Viterbo fu una Bruges italiana. Un
tripudio d'acque, utili e belle, fino a tempi recenti. Anche se
l'esiguità delle sorgenti ha provocato qualche confusione negli storici
locali, le carte del Catasto Gregoriano parlano chiaro. Quando ancora
era visibile la vasta trama di rivi e rivoli preparata a monte dalla
natura e presto imbrigliata dall'uomo. Quattro fossi nel centro della
Città e una fitta rete di canali artificiali ancora attivi al tramonto
del XIX secolo. A prosciugare questo sistema avrebbe pensato
l'accelerazione del secondo Dopoguerra con la disordinata espansione
urbanistica che rese presto illeggibile la forma del territorio,
appiattendo e intubando ovunque. Un passato così prossimo ma già così
remoto. Proprio gl'istanti che seguono un'amnesia sono i più pericolosi.
Si crede che il passato non sia mai esistito. E ogni futuro legittimo.
Oggi, in questa Città, solo lapsus impercettibili di ciò che fu. Una
lega ridotta a fontanella condominiale. Una mola confitta a terra in un
giardinetto. Qualche insensato fossile toponomastico: via delle Mole e
della Molinella, piazza del Fosso.
L'altro giorno, in cerca di questa trama
sfilacciata, passeggiavo. Da porta S. Pietro su verso le Pietrare, la
vecchia strada Sammartinese, la Grotticella, la torre di S. Biele.
Dappertutto rami secchi di quella rete che fu orgoglio e vanto del
Libero Comune fin dal Medioevo. Muri dai bei conci squadrati, leghe,
spartitoi con chiuse in ferro, alvei di conduzione. Tracce cospicue e
diffuse di un ordine antichissimo. Quelle acque cantano ancora. Basta
ascoltarle. Magari un varco arrugginito in una recinzione.
Un'immagine-simbolo: il ciclopico
acquedotto voluto da Raniero Gatti nel 1268 per derivare le acque dal
Roncone fin sulla loggia di Palazzo Papale. Laddove esso varcava le
mura, presso porta Fiorita, un aereo arco-ponte cavalcava la ripida gola
del fosso S. Pietro. Acque su acque. Autostrade d'acqua. E quanto
correvano lontane! Quelle della Mazzetta, per esempio, fino alla fons
Plani Scarlani… et quod liceat planensibus aquam Mazecte ducere vel duci
facere ad fontes ipsorum… È sorprendente la saggezza con cui i nostri
avi gestirono questa risorsa. Si arrivava a spartire un sedicesimo
d'alveo. Tramite apposite fistulae i privati attingevano ai condotti. Ma
assumendo oneri di pagamento, migliorìa e riparazione. E mai prima di
pubbliche fontane fontanili lavatoi. Secondo il naturalissimo principio
del ricasco. Così, dopo varie peripezie, l'acqua della Mazzetta sgorga
giù a Faul, al fontanile del Pubblico Macello.

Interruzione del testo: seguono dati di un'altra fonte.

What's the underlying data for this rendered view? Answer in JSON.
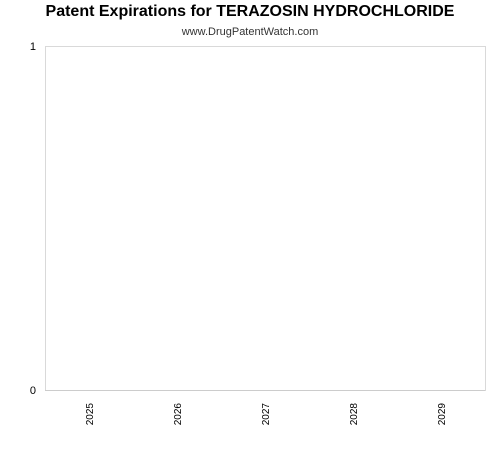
{
  "chart_data": {
    "type": "bar",
    "title": "Patent Expirations for TERAZOSIN HYDROCHLORIDE",
    "subtitle": "www.DrugPatentWatch.com",
    "categories": [
      "2025",
      "2026",
      "2027",
      "2028",
      "2029"
    ],
    "values": [
      0,
      0,
      0,
      0,
      0
    ],
    "ylim": [
      0,
      1
    ],
    "yticks": [
      "0",
      "1"
    ],
    "xlabel": "",
    "ylabel": "",
    "grid": false,
    "legend": "none",
    "colors": {
      "plot_border": "#d9d9d9",
      "axis": "#cccccc",
      "tick_label": "#000000",
      "bar": "#4f81bd"
    }
  }
}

Tempo fa ho fatto anche un giro per
sorgenti. Sette Cannelle, Monte Pizzo, Ontaneto. Sognavo un sentiero dei
bottini: quelle case-serbatoio sono un bignami di architettura. Ma a un
certo punto, inatteso, il ricordo d'un bacio. Caldo e innocente. Di
tanti anni fa. Poi una casa in curva, accanto a quell'amore. Dietro il
casale, lo scroscio potente, il rimbombo d'una cascata, oggi muta. E ho
ricordato nonna Lina, che la cura amorevole dei figli a un certo punto,
con l'avanzare degli anni, esiliò dalla casa-molino in un più comodo
appartamento in via Torre di S. Biele. Lei, che in quel casale aveva
speso i suoi anni più belli di moglie madre nonna. La sua stessa vita.